Turkey: Media Ban On Corruption Case ‘Protects Thieves’
The leader of the Turkish opposition has claimed that the media ban on a major corruption investigation serves only to protect thieves.
The Turkish media regulator on Wednesday issued a country-wide ban on the coverage of a parliamentary commission probing corruption allegations against four ex-ministers.
But Kemal Kilicdaroglu, who heads the Republican People’s Party, told a party meeting in Istanbul, "Since when has parliament taken the role of protecting thieves." He also publicly accused parliament speaker Cemil Cicek of seeking the ban, an allegation Cicek denies.

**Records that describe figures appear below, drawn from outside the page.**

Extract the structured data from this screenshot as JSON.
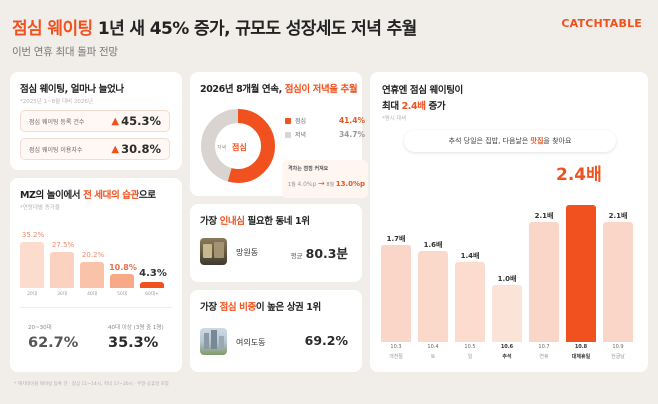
{
  "header": {
    "title_accent": "점심 웨이팅",
    "title_rest": " 1년 새 45% 증가, 규모도 성장세도 저녁 추월",
    "subtitle": "이번 연휴 최대 돌파 전망",
    "logo": "CATCHTABLE"
  },
  "card_growth": {
    "title": "점심 웨이팅, 얼마나 늘었나",
    "note": "*2025년 1~8월 대비 2026년",
    "rows": [
      {
        "label": "점심 웨이팅 등록 건수",
        "value": "45.3%"
      },
      {
        "label": "점심 웨이팅 이용자수",
        "value": "30.8%"
      }
    ],
    "arrow": "▲"
  },
  "card_mz": {
    "title_pre": "MZ의 놀이에서 ",
    "title_accent": "전 세대의 습관",
    "title_post": "으로",
    "note": "*연령대별 증가율",
    "chart_data": {
      "type": "bar",
      "categories": [
        "20대",
        "30대",
        "40대",
        "50대",
        "60대+"
      ],
      "values": [
        35.2,
        27.5,
        20.2,
        10.8,
        4.3
      ],
      "value_labels": [
        "35.2%",
        "27.5%",
        "20.2%",
        "10.8%",
        "4.3%"
      ],
      "ylim": [
        0,
        40
      ]
    },
    "stats": [
      {
        "caption": "20~30대",
        "value": "62.7%"
      },
      {
        "caption": "40대 이상 (3명 중 1명)",
        "value": "35.3%"
      }
    ]
  },
  "card_share": {
    "title_pre": "2026년 8개월 연속, ",
    "title_accent": "점심이 저녁을 추월",
    "donut_label_dinner": "저녁",
    "donut_label_lunch": "점심",
    "chart_data": {
      "type": "pie",
      "categories": [
        "점심",
        "저녁"
      ],
      "values": [
        41.4,
        34.7
      ]
    },
    "legend": [
      {
        "label": "점심",
        "value": "41.4%",
        "color": "#f0511f"
      },
      {
        "label": "저녁",
        "value": "34.7%",
        "color": "#d9d4cf"
      }
    ],
    "gap_caption": "격차는 점점 커져요",
    "gap_from_label": "1월",
    "gap_from_value": "4.0%p",
    "gap_arrow": "→",
    "gap_to_label": "8월",
    "gap_to_value": "13.0%p"
  },
  "card_area": {
    "title_pre": "가장 ",
    "title_accent": "인내심",
    "title_post": " 필요한 동네 1위",
    "name": "망원동",
    "value_prefix": "평균",
    "value": "80.3분"
  },
  "card_district": {
    "title_pre": "가장 ",
    "title_accent": "점심 비중",
    "title_post": "이 높은 상권 1위",
    "name": "여의도동",
    "value": "69.2%"
  },
  "card_holiday": {
    "title_line1": "연휴엔 점심 웨이팅이",
    "title_line2_pre": "최대 ",
    "title_line2_accent": "2.4배",
    "title_line2_post": " 증가",
    "note": "*평시 대비",
    "callout_pre": "추석 당일은 집밥, 다음날은 ",
    "callout_accent": "맛집",
    "callout_post": "을 찾아요",
    "peak_label": "2.4배",
    "chart_data": {
      "type": "bar",
      "categories": [
        "10.3",
        "10.4",
        "10.5",
        "10.6",
        "10.7",
        "10.8",
        "10.9"
      ],
      "day_labels": [
        "개천절",
        "토",
        "일",
        "추석",
        "연휴",
        "대체휴일",
        "한글날"
      ],
      "values": [
        1.7,
        1.6,
        1.4,
        1.0,
        2.1,
        2.4,
        2.1
      ],
      "value_labels": [
        "1.7배",
        "1.6배",
        "1.4배",
        "1.0배",
        "2.1배",
        "2.4배",
        "2.1배"
      ],
      "ylim": [
        0,
        2.6
      ]
    }
  },
  "footnote": "* 캐치테이블 웨이팅 등록 건 · 점심 11~14시, 저녁 17~20시 · 주말·공휴일 포함",
  "colors": {
    "accent": "#f0511f",
    "light": "#f9d2c1",
    "background": "#f1eeea"
  }
}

Muammer Guler, Erdogan Bayraktar, and Zafer Caglayan - Turkey’s interior, environment, and economy ministers respectively - stepped down last year after their sons were charged for bribery in December 2013. The bribes were allegedly linked to illegal construction permits in Istanbul and the smuggling of gold into Iran, in contravention of US sanctions. The EU affairs minister Egment Bagis was also removed from office due to his suspected involvement, reports Reuters.
According to Deutsche Welle, the Supreme Board of Radio and Television in Turkey has told media no reports are to broadcast on the progress of the investigation until it is finished on December 27 and that penalties will be imposed on those who disobey.
They justify the ban by claiming that media reports had thus far “violated the confidentiality of the investigation and the principle of presumption of innocence.”
Several newspapers, including left-leaning Cumhuriyet, vowed to defy the order.